Republicans and Iranian government in heated idiot contest over women's and animal rights

Cathrynn Brown has been on the defensive since drafting House Bill 206. Brown is seen here wearing a blazer made from recycled hotel curtains.

Well, folks, it is officially heating up. And I’m not referring to this non-event of a winter we’ve had. The race for dumbest jerk on the planet is in full swing, with Republicans and the Iranian government going toe-to-toe in the past couple of weeks.

Abortion: again, for some reason

On January 23rd, A Republican State Senator in New Mexico named Cathrynn Brown introduced House Bill 206. If passed, it would have criminalized abortion by rape victims. Brown, in a flash of epic dullness, sought to classify the act as destroying evidence, and thus was born the dumbest piece of legislation in history.

There are so many angles of stupidity about this thing that it is hard to know where to begin. First of all, because the situation isn’t traumatic enough in the first place, let’s make sure she faces jail time. Also, let’s jail anyone with the audacity to help her do it.

Then there’s the whole worst-reason-ever-to-have-a-kid angle. The child would literally be born for the purpose of sending its father to jail. I’d like you to meet my son, Exhibit A.

Also, if her intention was, as she insists, to target rapists who coerce victims into abortions, isn't that already a kind of assault?

But most of all, it has become painfully clear that the American public is not interested in the abortion debate right now. Most would rather talk about the sagging economy and climate change, neither of which is improved by banning abortion. Just when you thought that the Republicans had eviscerated themselves completely on this point, along comes Cathrynn Brown.

The amazing thing is that she’s not alone, either. For example, Matt Windschitl, a Republican State Representative from Iowa, wants to ban all public funding for abortions. Last year, Iowa spent $20,000 on 22 abortions, 15 due to severe anomalies like the foetus’ brain being separated from its head, five to save the woman’s life and a whopping two due to rape.

Since I’m pretty sure that having your brain outside your head is fatal, it seems safe to say that none of those babies would have survived.

So, doing the math, and assuming that the various prognoses were accurate, banning these 22 abortions would have resulted in five dead moms and two living babies for a total of minus-three people. That, apparently, is worth saving $20k, or $6,667 per dead person, rounding up. Great Pro-Life-ing there Iowa.

Pissing off PETA with monkeys in space

Question: how do you upset PETA, compound international tension over your nuclear program, spawn a whole new conspiracy theory, and still come off looking like an asshole while out-crazying the Republicans?

Well, not to be outdone, on January 28th the Iranian Space Agency launched a rocket into space containing an absolutely horrified monkey.

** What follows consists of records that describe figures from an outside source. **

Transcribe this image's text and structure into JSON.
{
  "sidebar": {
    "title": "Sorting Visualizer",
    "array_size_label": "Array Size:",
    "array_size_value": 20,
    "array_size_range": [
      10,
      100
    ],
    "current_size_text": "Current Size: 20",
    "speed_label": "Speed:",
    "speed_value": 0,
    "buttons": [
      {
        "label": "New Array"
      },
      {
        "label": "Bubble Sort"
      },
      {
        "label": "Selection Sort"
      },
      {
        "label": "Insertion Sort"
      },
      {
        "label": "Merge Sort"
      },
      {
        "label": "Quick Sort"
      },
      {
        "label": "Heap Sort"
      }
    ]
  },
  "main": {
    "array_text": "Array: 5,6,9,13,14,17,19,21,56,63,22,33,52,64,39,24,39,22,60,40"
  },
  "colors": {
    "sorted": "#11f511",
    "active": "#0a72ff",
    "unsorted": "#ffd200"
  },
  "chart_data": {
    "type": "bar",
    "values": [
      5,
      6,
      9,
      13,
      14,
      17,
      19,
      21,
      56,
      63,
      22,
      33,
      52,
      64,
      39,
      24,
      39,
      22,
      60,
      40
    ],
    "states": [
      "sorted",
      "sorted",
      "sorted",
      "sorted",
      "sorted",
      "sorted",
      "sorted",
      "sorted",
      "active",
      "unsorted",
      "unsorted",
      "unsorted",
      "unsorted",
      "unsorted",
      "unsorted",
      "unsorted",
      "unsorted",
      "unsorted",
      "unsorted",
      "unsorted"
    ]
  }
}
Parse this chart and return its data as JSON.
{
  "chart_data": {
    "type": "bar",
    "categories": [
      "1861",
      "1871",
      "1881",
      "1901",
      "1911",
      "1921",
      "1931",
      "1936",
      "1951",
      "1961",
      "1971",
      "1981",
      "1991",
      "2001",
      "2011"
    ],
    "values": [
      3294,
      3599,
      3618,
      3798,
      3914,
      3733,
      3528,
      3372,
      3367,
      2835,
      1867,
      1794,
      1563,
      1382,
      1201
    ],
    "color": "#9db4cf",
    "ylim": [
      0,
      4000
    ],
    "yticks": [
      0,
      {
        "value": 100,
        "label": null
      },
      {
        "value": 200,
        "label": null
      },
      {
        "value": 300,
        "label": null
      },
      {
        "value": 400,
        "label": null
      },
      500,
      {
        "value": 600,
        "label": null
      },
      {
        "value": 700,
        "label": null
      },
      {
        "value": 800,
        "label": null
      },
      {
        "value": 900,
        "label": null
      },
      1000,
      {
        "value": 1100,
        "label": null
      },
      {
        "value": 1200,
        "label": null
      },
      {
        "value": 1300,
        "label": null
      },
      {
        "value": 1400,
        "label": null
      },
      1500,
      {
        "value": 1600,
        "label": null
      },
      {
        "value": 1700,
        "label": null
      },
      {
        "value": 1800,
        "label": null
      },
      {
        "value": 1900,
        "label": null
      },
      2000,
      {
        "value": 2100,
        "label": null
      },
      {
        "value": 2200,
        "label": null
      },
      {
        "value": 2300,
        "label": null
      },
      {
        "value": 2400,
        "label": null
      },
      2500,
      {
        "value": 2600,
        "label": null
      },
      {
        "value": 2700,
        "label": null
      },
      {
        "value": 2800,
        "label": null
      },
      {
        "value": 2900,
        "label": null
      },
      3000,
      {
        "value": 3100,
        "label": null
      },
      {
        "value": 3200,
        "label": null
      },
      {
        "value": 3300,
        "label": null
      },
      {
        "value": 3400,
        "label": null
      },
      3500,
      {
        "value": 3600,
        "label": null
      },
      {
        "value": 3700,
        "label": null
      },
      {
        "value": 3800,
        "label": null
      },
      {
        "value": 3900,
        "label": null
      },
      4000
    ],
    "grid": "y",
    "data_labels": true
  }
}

This officially brings Iran’s space program within about 60 years of the modern world. Upon its successful return, the Iranian President is said to have celebrated by listening to his new Buddy Holly record, going for a drive in his Studebaker, and enjoying a malted at the soda shop with his sweetie.

This builds on the nation’s already proud history of space exploration. On February 3rd, 2010, the ISA bravely launched a rocket containing a rat, two turtles, and some worms, finally completing the joke which begins “A rat, two turtles, and a family of worms walk into a travel agency...”

This year’s launch raises concerns about Iran’s ability to deliver a long-range nuclear weapon. The launch appears to have violated UN Security Council Resolution 1929, banning Iran from pursuing any ballistic technology which would allow them to deliver long-range nuclear weapons. However, according to the Union of Concerned Scientists, the launch would likely do very little to advance Iran’s weapons capabilities. It seems that monkeys and nuclear weapons fly differently. Who knew?

Since news broke of the launch and the first wave of jokes began to peter out, speculation has run rampant over the alleged survival of this poor little primate. Pictures of the monkey before and after appear to show two different animals. Pre-launch monkey had a mole, post-launch monkey has none. Insert conspiracy theory.

But the latest news out of Iran is that President Ahmadinejad is putting himself forward to be the country’s first astronaut. Seems that Mahmoud spent a lot of time watching Kim Jong Il over the years and finally decided “Screw this. I can out-crazy that dead bastard.” And here we are.

Clearly, the Iranian regime has set a high bar of idiocy. It will take a major effort over the next ten months to overtake what is, without a doubt, the most aggressive push in recent memory for a stupidity award.

Somehow, I think we have it in us to compete.

Also, did you know that there is a Wikipedia page titled “Monkeys in Space”?